I am sponsoring Valeria Maltoni’s feed content this week at Conversation Agent. Valeria knows that while I’m a longtime user of services such as Twitter, I’m a firm believer that best online investment businesses and individuals can make is in the cultivation of their own webspace. That’s one of the reasons I’ve recently consolidated several small sites at ChrisBaskind.com.
Not everyone agrees. But Valeria asked that I throw together a quick article on where I see blog going in the next few years. What follows is a version of the full article, which you can find here.
Maybe it’s because I was a web publisher before I ever started building sites for other people. But I’m frequently asked if I’m concerned that blogs seem to be going the way of the Age of Sail, steam locomotives, and the dodo bird.
They’re not.
Blogs — and by this term, I mean any small content-focused, web-based publishing organ — have never been static affairs. Hit the Wayback machine, and you’ll see that blogs have always adapted themselves to technology and the audience landscape. These days, even solo publishers can produce an online product which rivals the graphic sophistication and feature set of major, corporate-run portals. That’s a far cry from the stark, text-based personal journals of even a few years ago.
It’s argued, though, that the atomization of time and attention resulting from the growth of Facebook, Twitter, and dozens of other media channels has rendered the blog obsolete. I think precisely the opposite is the case, especially for business and professional publishers. It’s this very proliferation which will drive the growth of blogs through the coming decade.
Five factors driving blog growth
- You can’t keep up with the explosion of new media channels. It’s great that companies see the value of online media, and are staffing a response. But this is a bottomless pit, and there are limits to the number of channels and outposts and company or individual can cover. There’s always some Shiny Object in the wings, but not usually a matching budget line item.
- Blogs are the natural hub of a media channel strategy. You may not have the resources to be heard across the entire media landscape, but you can certainly be the Master of Your Own Domain. Viewing media channels as outposts and driving attention back to your own community is a far more efficient strategy than growing mature communities everywhere.
- Blogs are not subject to the terms of service and continuity of external sites. Today’s hot destination may be tomorrow’s Deadpool floater. Months of engagement, resources, and community building can be annihilated (without anything resembling die process) by a single spurious copyright infringement claim. Media channels are disposable. Your brand is not.
- Blogs provide a better environment for sales-facing conversations. If you can engage potential customers on your own turf, everything you need for a sales conversion can be close at hand: Product details, community recommendations, and the e-commerce nuts and bolts of making an actual purchase. While this isn’t every publisher’s goal, vertical integration of resources can drive a conversation towards action.
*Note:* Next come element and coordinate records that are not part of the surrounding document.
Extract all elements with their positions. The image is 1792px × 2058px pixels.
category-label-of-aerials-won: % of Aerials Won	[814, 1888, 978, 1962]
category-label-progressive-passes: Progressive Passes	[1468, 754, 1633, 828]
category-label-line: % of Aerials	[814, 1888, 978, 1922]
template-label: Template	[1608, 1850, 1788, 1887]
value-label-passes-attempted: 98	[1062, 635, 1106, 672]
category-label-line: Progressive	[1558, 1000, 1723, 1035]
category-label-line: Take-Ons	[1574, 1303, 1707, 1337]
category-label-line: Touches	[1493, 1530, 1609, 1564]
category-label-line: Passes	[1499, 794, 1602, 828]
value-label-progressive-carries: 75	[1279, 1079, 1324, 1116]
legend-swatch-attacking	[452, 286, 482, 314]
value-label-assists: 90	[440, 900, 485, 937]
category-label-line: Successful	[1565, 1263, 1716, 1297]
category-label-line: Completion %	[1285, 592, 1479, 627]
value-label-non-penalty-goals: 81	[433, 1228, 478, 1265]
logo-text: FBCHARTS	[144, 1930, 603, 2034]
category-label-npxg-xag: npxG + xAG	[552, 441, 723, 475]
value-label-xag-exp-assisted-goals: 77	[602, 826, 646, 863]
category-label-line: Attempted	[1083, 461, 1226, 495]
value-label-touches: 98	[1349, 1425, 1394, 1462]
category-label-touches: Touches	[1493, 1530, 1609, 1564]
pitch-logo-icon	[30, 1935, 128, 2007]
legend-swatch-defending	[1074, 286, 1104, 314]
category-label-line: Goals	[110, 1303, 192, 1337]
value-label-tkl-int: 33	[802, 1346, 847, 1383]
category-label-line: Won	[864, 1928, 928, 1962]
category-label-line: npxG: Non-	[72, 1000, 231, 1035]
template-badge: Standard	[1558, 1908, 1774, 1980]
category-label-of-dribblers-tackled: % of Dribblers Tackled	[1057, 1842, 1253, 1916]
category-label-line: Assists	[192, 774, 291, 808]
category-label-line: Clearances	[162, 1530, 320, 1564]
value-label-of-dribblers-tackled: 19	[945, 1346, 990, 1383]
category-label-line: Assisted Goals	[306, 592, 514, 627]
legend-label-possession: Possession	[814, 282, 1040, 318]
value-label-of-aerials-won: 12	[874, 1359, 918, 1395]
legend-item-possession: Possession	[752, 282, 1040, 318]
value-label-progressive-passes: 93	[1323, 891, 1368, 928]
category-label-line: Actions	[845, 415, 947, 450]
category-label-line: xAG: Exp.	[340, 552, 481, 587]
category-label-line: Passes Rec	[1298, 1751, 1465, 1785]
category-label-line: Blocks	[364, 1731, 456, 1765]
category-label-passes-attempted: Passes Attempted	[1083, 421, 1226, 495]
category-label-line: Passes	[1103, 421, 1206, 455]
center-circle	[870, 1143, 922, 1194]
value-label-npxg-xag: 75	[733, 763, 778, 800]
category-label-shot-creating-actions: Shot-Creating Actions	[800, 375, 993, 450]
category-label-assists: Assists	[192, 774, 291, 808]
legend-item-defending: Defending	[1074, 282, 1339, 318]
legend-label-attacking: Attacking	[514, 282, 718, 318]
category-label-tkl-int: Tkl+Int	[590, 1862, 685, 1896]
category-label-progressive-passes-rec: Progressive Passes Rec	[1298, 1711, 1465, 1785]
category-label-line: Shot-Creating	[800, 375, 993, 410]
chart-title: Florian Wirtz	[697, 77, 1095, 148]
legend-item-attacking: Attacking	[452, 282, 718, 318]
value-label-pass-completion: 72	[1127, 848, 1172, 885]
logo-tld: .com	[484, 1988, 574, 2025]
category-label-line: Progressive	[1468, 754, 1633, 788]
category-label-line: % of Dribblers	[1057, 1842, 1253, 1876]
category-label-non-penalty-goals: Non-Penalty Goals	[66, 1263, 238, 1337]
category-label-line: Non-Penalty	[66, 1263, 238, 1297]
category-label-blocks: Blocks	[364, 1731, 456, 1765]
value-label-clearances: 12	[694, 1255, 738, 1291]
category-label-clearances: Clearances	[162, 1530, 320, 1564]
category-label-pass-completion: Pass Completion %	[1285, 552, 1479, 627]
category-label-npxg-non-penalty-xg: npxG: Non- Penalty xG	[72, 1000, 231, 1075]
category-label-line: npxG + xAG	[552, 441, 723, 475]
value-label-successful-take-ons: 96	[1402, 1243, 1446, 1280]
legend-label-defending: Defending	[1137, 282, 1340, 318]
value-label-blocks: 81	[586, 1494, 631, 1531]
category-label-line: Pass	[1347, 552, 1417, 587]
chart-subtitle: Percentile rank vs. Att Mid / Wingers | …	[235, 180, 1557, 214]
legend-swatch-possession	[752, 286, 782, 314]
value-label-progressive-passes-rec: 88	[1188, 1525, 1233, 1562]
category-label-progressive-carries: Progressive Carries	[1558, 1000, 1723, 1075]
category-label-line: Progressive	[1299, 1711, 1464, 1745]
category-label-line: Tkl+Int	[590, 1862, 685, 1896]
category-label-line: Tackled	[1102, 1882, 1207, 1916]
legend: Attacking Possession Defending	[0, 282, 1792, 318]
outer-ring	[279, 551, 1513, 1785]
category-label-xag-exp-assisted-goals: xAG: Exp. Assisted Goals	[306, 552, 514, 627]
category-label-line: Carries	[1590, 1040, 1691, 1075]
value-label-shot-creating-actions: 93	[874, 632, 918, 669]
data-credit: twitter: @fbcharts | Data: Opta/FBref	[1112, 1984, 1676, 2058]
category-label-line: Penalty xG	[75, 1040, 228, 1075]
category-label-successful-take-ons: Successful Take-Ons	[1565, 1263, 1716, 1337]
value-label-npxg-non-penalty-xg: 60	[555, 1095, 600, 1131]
- Blogs provide enduring value. It’s true that media channels lend search ranking to your brand name, and additionally serves to contextualize the nature of your brand to search engines. But there no substitute for a well-defined content destination, and nothing which better describes your company and services to human beings — rather than just search bots. Every book deserves a cover, and that’s the function of a mature blog. It’s where you tell your story.
Into the future
I expect blogs will continue to evolve, both from the perspective of visitors and publishers. The automatic customization of content — based on user behavior, identity, and preference — is already underway. On the backend, Content Management Systems will become more modular and role-oriented, allowing publishers to train and maintain for their particular needs. It’s an exciting time.
Blogs are here to stay. Those who say otherwise might not be.